Accounting records have to be in Qatari Riyals unless getting permission previously, whereas records are not obliged to be written in Arabic. Accounting records, deeds, documents, and tax statements have to be kept for 5 years. The start of this 5 years of period is the date the statements are submitted to the tax office. ITD (Income Tax Department) has the authority of examining the tax statements and deeds, and documents based on the tax statement.

It is obligatory for every company to work with an accounting office accredited by the State.

Incomes and the financial year is calculated based on the Gregorian calendar. However, taxpayers may demand their income to be calculated on a deadline different from December 31st, which means first financial year may be less or more than 12 months, but not less than 6 or more than 18 months.

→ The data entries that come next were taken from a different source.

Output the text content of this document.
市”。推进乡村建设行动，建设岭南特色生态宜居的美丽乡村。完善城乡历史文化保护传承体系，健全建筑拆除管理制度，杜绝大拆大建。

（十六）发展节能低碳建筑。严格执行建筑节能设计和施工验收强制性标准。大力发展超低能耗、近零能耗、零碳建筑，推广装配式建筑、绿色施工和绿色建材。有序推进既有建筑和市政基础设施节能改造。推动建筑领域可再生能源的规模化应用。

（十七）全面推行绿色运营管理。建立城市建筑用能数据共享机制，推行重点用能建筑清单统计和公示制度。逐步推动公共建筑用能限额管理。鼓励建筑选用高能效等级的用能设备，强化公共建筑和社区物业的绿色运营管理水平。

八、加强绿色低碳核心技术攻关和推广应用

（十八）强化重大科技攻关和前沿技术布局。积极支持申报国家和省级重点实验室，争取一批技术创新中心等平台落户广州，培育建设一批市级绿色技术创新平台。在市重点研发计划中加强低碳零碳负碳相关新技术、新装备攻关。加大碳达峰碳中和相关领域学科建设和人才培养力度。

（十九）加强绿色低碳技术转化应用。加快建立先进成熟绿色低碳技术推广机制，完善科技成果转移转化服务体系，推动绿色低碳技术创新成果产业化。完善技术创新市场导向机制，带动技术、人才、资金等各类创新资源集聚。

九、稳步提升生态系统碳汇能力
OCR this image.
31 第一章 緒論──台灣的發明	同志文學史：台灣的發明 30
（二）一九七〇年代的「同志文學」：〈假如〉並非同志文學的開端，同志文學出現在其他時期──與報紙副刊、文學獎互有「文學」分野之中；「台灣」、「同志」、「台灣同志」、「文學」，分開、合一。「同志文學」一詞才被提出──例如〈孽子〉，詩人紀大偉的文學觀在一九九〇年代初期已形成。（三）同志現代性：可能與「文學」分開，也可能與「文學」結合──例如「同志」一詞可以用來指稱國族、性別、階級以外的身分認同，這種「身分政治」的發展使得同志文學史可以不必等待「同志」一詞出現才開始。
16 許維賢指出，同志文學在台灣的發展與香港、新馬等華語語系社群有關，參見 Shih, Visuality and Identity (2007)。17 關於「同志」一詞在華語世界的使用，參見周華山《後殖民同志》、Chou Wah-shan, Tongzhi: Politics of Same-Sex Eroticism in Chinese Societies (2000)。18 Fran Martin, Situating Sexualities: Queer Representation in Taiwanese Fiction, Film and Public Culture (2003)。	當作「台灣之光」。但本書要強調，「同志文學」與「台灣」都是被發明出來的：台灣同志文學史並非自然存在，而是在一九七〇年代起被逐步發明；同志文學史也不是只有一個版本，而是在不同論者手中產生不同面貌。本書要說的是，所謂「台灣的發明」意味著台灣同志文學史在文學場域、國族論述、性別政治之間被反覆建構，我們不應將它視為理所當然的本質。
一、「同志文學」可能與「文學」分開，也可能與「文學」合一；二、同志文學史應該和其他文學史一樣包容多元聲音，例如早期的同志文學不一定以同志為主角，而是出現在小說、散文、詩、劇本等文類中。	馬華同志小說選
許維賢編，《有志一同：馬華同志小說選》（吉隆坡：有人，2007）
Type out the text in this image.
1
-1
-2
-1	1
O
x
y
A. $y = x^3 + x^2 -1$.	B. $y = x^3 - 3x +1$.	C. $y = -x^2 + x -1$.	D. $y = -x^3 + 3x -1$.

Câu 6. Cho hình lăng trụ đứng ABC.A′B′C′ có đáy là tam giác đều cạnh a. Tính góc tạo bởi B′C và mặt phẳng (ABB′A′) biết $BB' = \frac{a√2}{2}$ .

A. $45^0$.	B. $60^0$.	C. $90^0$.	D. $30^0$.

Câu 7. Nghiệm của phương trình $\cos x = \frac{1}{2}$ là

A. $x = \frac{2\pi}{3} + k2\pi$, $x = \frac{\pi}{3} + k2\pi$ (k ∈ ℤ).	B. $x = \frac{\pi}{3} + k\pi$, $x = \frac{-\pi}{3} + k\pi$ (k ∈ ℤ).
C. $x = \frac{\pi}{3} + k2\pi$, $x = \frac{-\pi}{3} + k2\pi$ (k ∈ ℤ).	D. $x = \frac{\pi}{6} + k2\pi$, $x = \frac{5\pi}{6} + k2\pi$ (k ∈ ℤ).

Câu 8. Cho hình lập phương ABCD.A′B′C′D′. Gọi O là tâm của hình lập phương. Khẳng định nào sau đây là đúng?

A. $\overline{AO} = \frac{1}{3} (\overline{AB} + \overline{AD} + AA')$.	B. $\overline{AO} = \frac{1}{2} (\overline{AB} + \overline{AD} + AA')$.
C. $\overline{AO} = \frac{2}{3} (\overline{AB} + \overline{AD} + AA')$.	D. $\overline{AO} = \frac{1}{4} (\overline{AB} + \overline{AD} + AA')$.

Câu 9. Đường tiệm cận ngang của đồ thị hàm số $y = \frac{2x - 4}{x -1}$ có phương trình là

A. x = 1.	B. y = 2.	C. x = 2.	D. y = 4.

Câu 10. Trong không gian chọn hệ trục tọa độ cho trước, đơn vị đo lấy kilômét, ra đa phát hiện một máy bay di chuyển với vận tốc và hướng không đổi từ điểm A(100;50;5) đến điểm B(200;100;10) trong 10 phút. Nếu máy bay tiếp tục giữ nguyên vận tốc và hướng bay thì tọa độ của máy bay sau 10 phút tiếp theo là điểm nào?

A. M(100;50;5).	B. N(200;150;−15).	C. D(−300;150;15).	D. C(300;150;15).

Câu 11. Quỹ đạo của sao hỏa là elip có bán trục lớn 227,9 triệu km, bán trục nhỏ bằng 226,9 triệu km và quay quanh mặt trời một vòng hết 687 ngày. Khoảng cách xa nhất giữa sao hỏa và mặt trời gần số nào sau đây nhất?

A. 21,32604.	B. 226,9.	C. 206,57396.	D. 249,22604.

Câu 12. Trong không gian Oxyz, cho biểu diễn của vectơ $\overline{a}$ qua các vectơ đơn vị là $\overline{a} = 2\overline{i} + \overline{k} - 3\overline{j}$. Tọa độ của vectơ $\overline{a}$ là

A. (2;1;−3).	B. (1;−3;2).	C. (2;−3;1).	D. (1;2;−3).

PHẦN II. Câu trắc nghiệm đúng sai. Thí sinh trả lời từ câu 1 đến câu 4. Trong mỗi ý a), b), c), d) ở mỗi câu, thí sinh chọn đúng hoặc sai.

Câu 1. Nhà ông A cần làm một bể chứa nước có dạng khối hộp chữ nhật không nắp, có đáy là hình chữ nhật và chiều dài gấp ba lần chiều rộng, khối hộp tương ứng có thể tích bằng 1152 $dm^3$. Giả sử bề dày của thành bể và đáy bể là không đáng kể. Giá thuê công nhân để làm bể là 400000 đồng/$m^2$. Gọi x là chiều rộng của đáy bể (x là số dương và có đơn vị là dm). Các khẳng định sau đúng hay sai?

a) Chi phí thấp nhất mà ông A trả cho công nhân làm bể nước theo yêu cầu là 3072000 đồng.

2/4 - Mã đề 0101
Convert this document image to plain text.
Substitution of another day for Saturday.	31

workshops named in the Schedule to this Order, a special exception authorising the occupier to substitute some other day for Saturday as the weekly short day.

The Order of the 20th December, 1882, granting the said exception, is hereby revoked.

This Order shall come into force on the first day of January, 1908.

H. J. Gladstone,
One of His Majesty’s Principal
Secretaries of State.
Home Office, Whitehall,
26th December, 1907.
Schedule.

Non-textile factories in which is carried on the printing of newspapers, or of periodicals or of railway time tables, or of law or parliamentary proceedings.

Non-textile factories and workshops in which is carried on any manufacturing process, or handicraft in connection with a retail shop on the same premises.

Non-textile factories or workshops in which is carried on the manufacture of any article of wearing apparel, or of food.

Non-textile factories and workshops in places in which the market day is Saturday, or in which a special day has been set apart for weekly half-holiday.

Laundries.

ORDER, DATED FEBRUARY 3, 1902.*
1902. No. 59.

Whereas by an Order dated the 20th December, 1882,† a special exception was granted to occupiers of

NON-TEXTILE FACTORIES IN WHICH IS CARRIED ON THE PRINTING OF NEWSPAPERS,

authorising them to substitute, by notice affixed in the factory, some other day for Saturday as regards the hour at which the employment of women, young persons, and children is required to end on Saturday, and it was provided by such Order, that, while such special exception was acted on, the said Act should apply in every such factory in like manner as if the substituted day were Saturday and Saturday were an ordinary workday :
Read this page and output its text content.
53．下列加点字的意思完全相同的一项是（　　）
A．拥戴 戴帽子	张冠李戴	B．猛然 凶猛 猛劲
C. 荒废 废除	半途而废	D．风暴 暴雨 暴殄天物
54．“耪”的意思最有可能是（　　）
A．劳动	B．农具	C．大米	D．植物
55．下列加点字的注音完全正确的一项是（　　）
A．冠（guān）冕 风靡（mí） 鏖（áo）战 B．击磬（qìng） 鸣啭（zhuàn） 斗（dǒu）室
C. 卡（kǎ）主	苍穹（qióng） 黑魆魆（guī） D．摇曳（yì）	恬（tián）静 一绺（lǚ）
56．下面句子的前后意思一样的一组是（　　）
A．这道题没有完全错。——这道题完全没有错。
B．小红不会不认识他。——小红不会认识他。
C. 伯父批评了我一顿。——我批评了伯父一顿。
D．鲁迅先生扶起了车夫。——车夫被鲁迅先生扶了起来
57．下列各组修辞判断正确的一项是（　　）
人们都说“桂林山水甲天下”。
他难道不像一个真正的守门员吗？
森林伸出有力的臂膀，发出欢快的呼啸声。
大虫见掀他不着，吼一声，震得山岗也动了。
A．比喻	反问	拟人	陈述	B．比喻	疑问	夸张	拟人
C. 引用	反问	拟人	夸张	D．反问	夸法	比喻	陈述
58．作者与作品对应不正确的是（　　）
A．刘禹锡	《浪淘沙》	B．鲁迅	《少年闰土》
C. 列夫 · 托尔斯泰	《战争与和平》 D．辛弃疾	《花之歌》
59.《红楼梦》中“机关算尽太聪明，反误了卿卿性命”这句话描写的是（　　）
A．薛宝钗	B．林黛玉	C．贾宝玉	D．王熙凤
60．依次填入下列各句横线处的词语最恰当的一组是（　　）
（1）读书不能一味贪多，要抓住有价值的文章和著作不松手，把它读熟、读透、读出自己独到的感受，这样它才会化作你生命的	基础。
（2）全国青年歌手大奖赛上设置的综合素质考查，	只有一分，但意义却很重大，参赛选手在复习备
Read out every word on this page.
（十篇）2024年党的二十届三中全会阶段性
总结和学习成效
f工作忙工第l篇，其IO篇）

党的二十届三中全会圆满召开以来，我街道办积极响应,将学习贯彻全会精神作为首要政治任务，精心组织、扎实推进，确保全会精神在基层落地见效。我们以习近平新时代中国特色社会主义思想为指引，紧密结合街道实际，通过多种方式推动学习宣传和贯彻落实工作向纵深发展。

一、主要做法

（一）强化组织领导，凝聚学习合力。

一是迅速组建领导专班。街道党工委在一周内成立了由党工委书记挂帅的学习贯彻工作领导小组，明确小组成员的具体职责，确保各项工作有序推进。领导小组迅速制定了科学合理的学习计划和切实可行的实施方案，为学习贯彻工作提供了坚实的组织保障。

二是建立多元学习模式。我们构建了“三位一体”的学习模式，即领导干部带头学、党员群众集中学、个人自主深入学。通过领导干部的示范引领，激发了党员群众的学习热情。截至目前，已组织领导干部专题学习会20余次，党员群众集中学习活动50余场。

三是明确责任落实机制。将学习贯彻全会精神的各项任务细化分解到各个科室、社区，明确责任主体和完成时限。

Related department may demand the explanation of some expense items following the examination. The tax department does not make interpretation; if the tax payer does not submit the statement or accounting documents, the department determines the tax considering an approximate profit; and submits the assessment report to the tax payer. If the taxpayer has a valid reason, the assessment report can be objected in 30 days. The objection is taken into consideration, examined; and given decision is applied in the frame of tax basis. The taxpayer has the right to pass the subject to the Tax Appeals Commission If the taxpayer still objects to the given decision. In addition, both taxpayer and the department can pass the disagreement to the Tax Court.

American and English accounting norms are used in calculating the tax. Within the framework of Financial Statement Report, incomes, expenses, amortization, etc. are taken into consideration.

Profit – income – other operations generating income – also abroad interest income of the profit gained in Qatar are subject to tax in general. From these gains, expenses of good and service abroad Qatar, interest expenses, rents, labor procurement expenses, wages, severance pay, retirement insurance payments, other tax expenses and balance receivables approved by the tax department are deducted.

Personal expenses not related to tax operation, non-tax-deductible expenses, tax fines, other kind of fines, the expenses that can be bared by insurance, amortizations increasing value of land and other expenses, the expenses made for the subsidiaries central office in Qatar are deducted from the incomes. However, the total expense of these items cannot exceed %3,5 of incomes; and exceeding amount is not admitted as expenses. If the taxpayer firm has a branch office/subsidiary in Qatar, the rate is %3 for the expenses made for the central office.

The exemption/exception for the economic activities are determined by a committee. In order to make an exception, the committee takes into consideration the sector of the activity, and whether the activity is in favor of Qatar’s economic and social progress, is compatible with development plan of the State of Qatar, and is having positive effect on national interest and balance of payment, legal permission is gotten, formal procedures are fulfilled what rate country sources are used, etc. or not.

Moreover, a contractor undertaking a project which is tax-exempt can also apply to benefit from tax-exemption. But, every taxpayer to whom tax-exemption is implemented has to keep records and submit the statements on time.

The last but not least, it is so crucial for Turkish citizens to take into consideration of the provisions of “The Agreement between Qatar and Turkey for the Avoidance of Double Taxation with Respect to Taxes on Income” signed on 10.05.2008 published in 26872 Official Gazette with 2008/13518 decree and entered into force on 11.02.2008. Every natural person with the identification number ,subject to the audit of the finance, may most probably be exposed to some surprising sanctions in a short and medium period whether they are corporate body; taxpayer apart from the companies or not.